As MiniMac is fully potty trained now, he considers himself a big boy. He is also becoming a bit more fascinated with his boy parts which I suppose will only last the rest of his life.
Before MiniMac turned two, as he was discovering his body, we were forthright with him regarding the names for all of his parts. As previously shared, one day while we were getting him dressed, he grabbed his business and asked me, “What is this?”
I replied, “Your penis.”
His enthusiastic reply, “ELEPHANTS EAT PENIS!”
Well, not exactly but at his age, I can see how he put that all together.
And as we have potty breaks, sometimes the conversation takes an unexpected comedic turn.
Last week, I took MiniMac into a restroom. Mind you, we have had several conversations lately about sharing and what you should share (toys) and what you do not share (toothbrush.) This is relevant. Why? You'll see.
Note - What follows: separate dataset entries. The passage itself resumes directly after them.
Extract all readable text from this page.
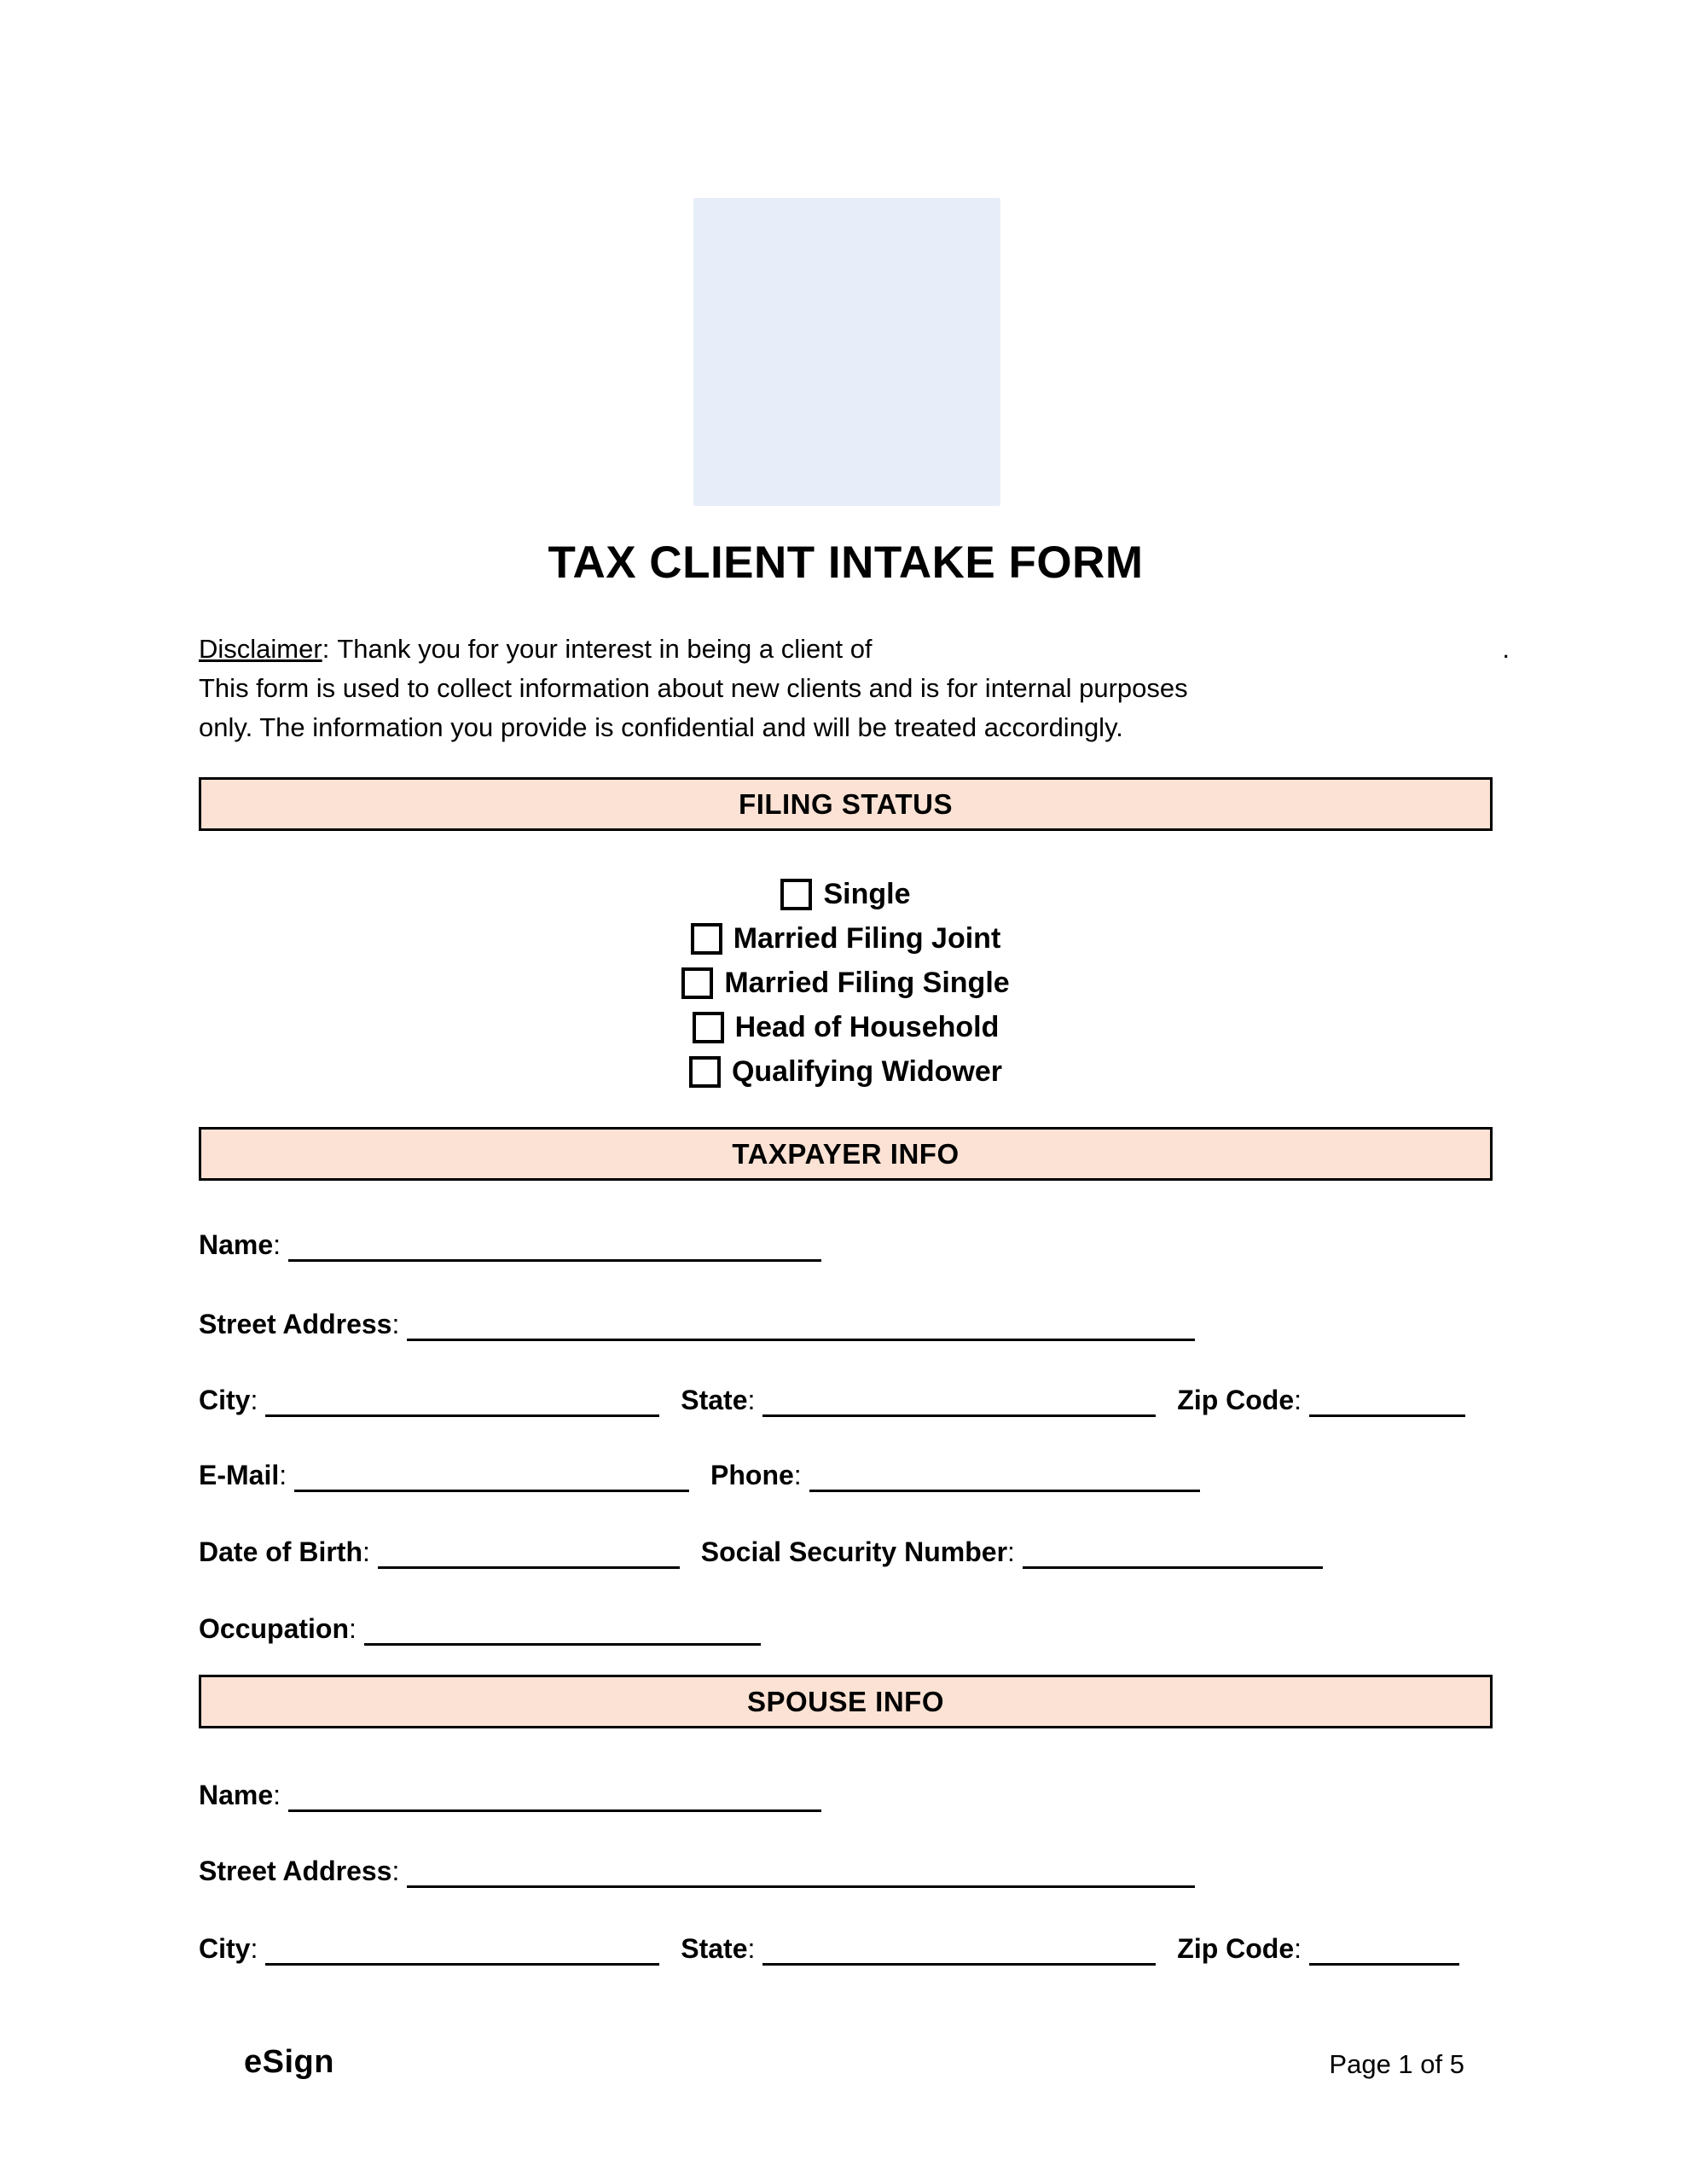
TAX CLIENT INTAKE FORM
Disclaimer: Thank you for your interest in being a client of	.
This form is used to collect information about new clients and is for internal purposes
only. The information you provide is confidential and will be treated accordingly.
FILING STATUS
Single
Married Filing Joint
Married Filing Single
Head of Household
Qualifying Widower
TAXPAYER INFO
Name:
Street Address:
City:	State:	Zip Code:
E-Mail:	Phone:
Date of Birth:	Social Security Number:
Occupation:
SPOUSE INFO
Name:
Street Address:
City:	State:	Zip Code:
eSign	Page 1 of 5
While in the actual stall of a crowded restroom, the following conversation occurs:
MiniMac: Mommy’s don’t have penises.
MiniMac: We don’t share our Mommy's.
Me: Well, right.
Minimac: We don't share our penis.
Me: Correct, you don’t need to share your body. (Remind me to remind him of this when he turns 15.)
MiniMac: What if you need a penis? (I am sure he means to go potty.)
My thought: Oh boy. Add this to things I hope to never discuss again.
MiniMac: (after a small pause) I don't share mine but maybe you can use Daddy's!
As I am trying not to laugh in his tiny face, I say, "I will certainly let Daddy know. "
And amidst the giggles I heard from the other women in the restroom, I didn't feel it necessary to tell MiniMac that I am pretty sure Daddy and I have already worked this out. Somehow when we were tallying up the goods on the baby registry, nowhere did I see the "Warnings and Prep" workbook regarding conversations like this. Oh, and he is only 3 so I better buckle in.